Ее растерянно-виноватый, отчаянный голос звучал в Костиных ушах всякий раз, когда она задерживалась хоть на десять минут. Человек ироничный, способный понять дурость, тупость, гнусность людскую, самые сложные ситуации не опрощать, превращался в комок нервов, не рассуждающий…
Дуня позвала мечущегося Костю на кухню, пить чай – заварила «дарджилинг» для отца, он признавал только свежий, с мамой они бы обошлись и утренним, – пить и советоваться насчет недельного экономического обзора, хотя уже лучше родителей ориентировалась в газетном надменном стебе, то и дело впадающем в подсудное хамство, которое крепче всего привязывает обывателя к газете, но у Дуни к нему был стойкий семейно-университетский иммунитет – ну ни при каких обстоятельствах не могла она сморкнуться через одну ноздрю или сплюнуть на тротуар, пусть кругом делают это, никого не стесняясь. От Кости требовалось только подбодрить дочь, помочь ей избавиться от сковывающего «не успеваю» из-за маячащего дед-лайна (есть такая колючая проволока, которая вырывает долларовые клочья из зарплаты, стоит заступить за нее хоть на чуток) и вернуть на дисплей те мысли, которые она только что проговорила вслух, объясняя свое задание.

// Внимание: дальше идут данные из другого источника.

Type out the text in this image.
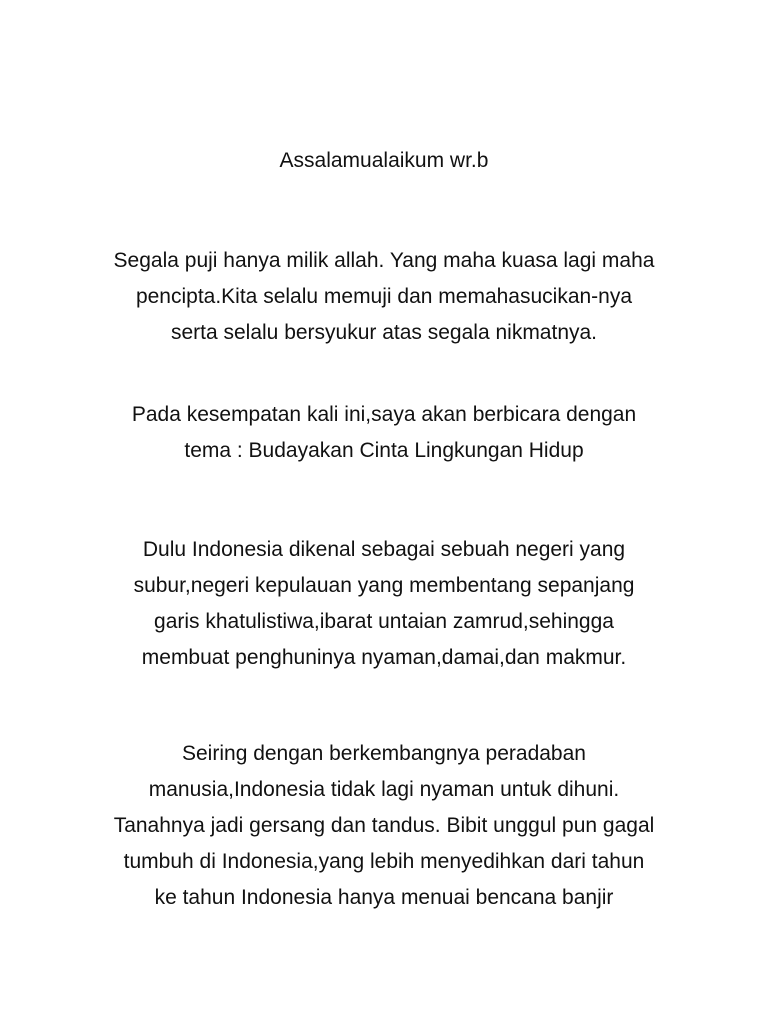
Assalamualaikum wr.b

Segala puji hanya milik allah. Yang maha kuasa lagi maha
pencipta.Kita selalu memuji dan memahasucikan-nya
serta selalu bersyukur atas segala nikmatnya.

Pada kesempatan kali ini,saya akan berbicara dengan
tema : Budayakan Cinta Lingkungan Hidup

Dulu Indonesia dikenal sebagai sebuah negeri yang
subur,negeri kepulauan yang membentang sepanjang
garis khatulistiwa,ibarat untaian zamrud,sehingga
membuat penghuninya nyaman,damai,dan makmur.

Seiring dengan berkembangnya peradaban
manusia,Indonesia tidak lagi nyaman untuk dihuni.
Tanahnya jadi gersang dan tandus. Bibit unggul pun gagal
tumbuh di Indonesia,yang lebih menyedihkan dari tahun
ke tahun Indonesia hanya menuai bencana banjir
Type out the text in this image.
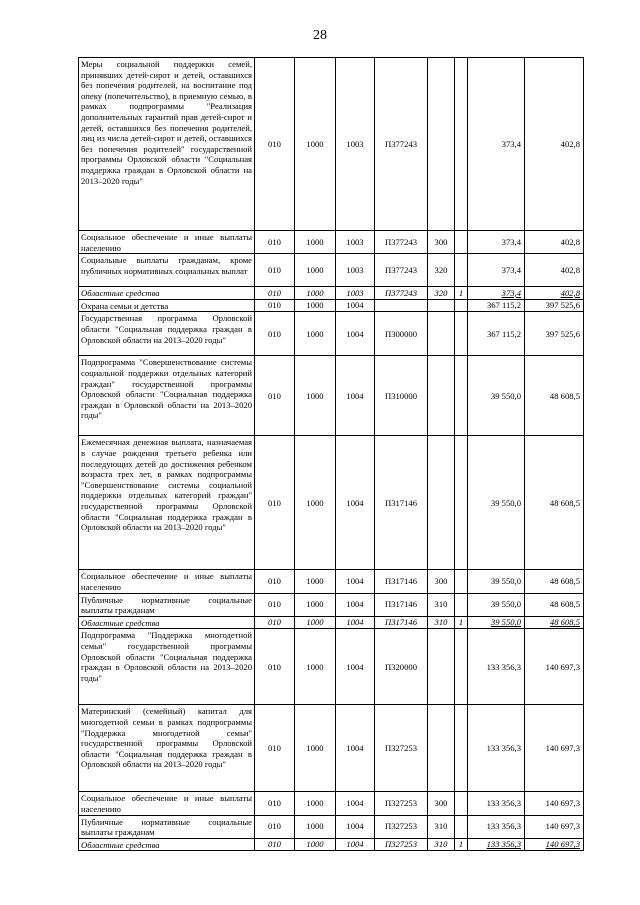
28
Меры социальной поддержки семей, принявших детей-сирот и детей, оставшихся без попечения родителей, на воспитание под опеку (попечительство), в приемную семью, в рамках подпрограммы "Реализация дополнительных гарантий прав детей-сирот и детей, оставшихся без попечения родителей, лиц из числа детей-сирот и детей, оставшихся без попечения родителей" государственной программы Орловской области "Социальная поддержка граждан в Орловской области на 2013–2020 годы"	010	1000	1003	П377243			373,4	402,8
Социальное обеспечение и иные выплаты населению	010	1000	1003	П377243	300		373,4	402,8
Социальные выплаты гражданам, кроме публичных нормативных социальных выплат	010	1000	1003	П377243	320		373,4	402,8
Областные средства	010	1000	1003	П377243	320	1	373,4	402,8
Охрана семьи и детства	010	1000	1004				367 115,2	397 525,6
Государственная программа Орловской области "Социальная поддержка граждан в Орловской области на 2013–2020 годы"	010	1000	1004	П300000			367 115,2	397 525,6
Подпрограмма "Совершенствование системы социальной поддержки отдельных категорий граждан" государственной программы Орловской области "Социальная поддержка граждан в Орловской области на 2013–2020 годы"	010	1000	1004	П310000			39 550,0	48 608,5
Ежемесячная денежная выплата, назначаемая в случае рождения третьего ребенка или последующих детей до достижения ребенком возраста трех лет, в рамках подпрограммы "Совершенствование системы социальной поддержки отдельных категорий граждан" государственной программы Орловской области "Социальная поддержка граждан в Орловской области на 2013–2020 годы"	010	1000	1004	П317146			39 550,0	48 608,5
Социальное обеспечение и иные выплаты населению	010	1000	1004	П317146	300		39 550,0	48 608,5
Публичные нормативные социальные выплаты гражданам	010	1000	1004	П317146	310		39 550,0	48 608,5
Областные средства	010	1000	1004	П317146	310	1	39 550,0	48 608,5
Подпрограмма "Поддержка многодетной семьи" государственной программы Орловской области "Социальная поддержка граждан в Орловской области на 2013–2020 годы"	010	1000	1004	П320000			133 356,3	140 697,3
Материнский (семейный) капитал для многодетной семьи в рамках подпрограммы "Поддержка многодетной семьи" государственной программы Орловской области "Социальная поддержка граждан в Орловской области на 2013–2020 годы"	010	1000	1004	П327253			133 356,3	140 697,3
Социальное обеспечение и иные выплаты населению	010	1000	1004	П327253	300		133 356,3	140 697,3
Публичные нормативные социальные выплаты гражданам	010	1000	1004	П327253	310		133 356,3	140 697,3
Областные средства	010	1000	1004	П327253	310	1	133 356,3	140 697,3
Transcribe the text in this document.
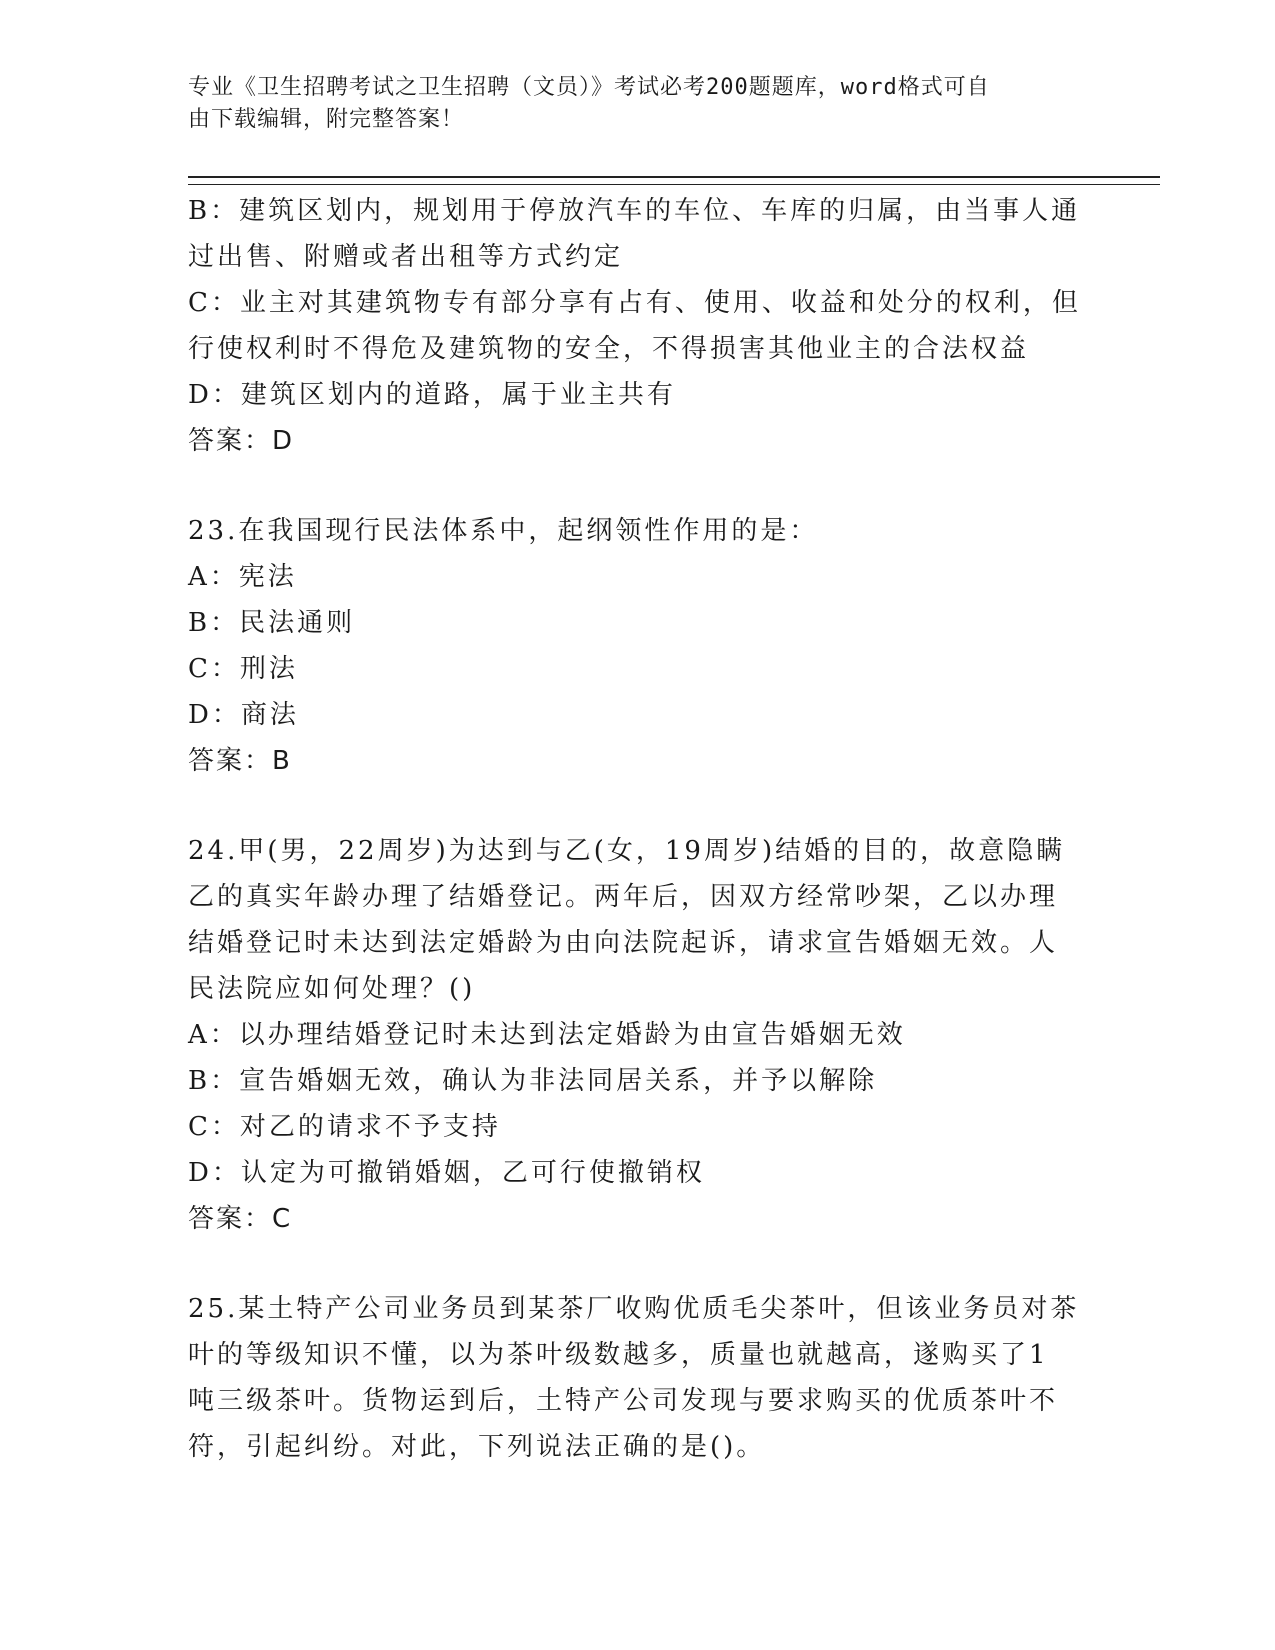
专业《卫生招聘考试之卫生招聘（文员）》考试必考200题题库，word格式可自
由下载编辑，附完整答案！
B：建筑区划内，规划用于停放汽车的车位、车库的归属，由当事人通
过出售、附赠或者出租等方式约定
C：业主对其建筑物专有部分享有占有、使用、收益和处分的权利，但
行使权利时不得危及建筑物的安全，不得损害其他业主的合法权益
D：建筑区划内的道路，属于业主共有
答案：D
23.在我国现行民法体系中，起纲领性作用的是：
A：宪法
B：民法通则
C：刑法
D：商法
答案：B
24.甲(男，22周岁)为达到与乙(女，19周岁)结婚的目的，故意隐瞒
乙的真实年龄办理了结婚登记。两年后，因双方经常吵架，乙以办理
结婚登记时未达到法定婚龄为由向法院起诉，请求宣告婚姻无效。人
民法院应如何处理？()
A：以办理结婚登记时未达到法定婚龄为由宣告婚姻无效
B：宣告婚姻无效，确认为非法同居关系，并予以解除
C：对乙的请求不予支持
D：认定为可撤销婚姻，乙可行使撤销权
答案：C
25.某土特产公司业务员到某茶厂收购优质毛尖茶叶，但该业务员对茶
叶的等级知识不懂，以为茶叶级数越多，质量也就越高，遂购买了1
吨三级茶叶。货物运到后，土特产公司发现与要求购买的优质茶叶不
符，引起纠纷。对此，下列说法正确的是()。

Поворот ключа услышали оба – Клава пришла. Костя даже на часы не взглянул – все равно, раз она вернулась, совсем все равно. Главное, что живая, спокойная, невиноватящаяся:
– Занято было у вас. Не могла же я все время к автоматам отходить, когда Алена Игоревна передо мной почти что исповедовалась. В Макдоналдсе с ней посидели, пешком потом по переулкам до метро шли.
– Вот и хорошо, наконец у тебя подруга какая-то появилась.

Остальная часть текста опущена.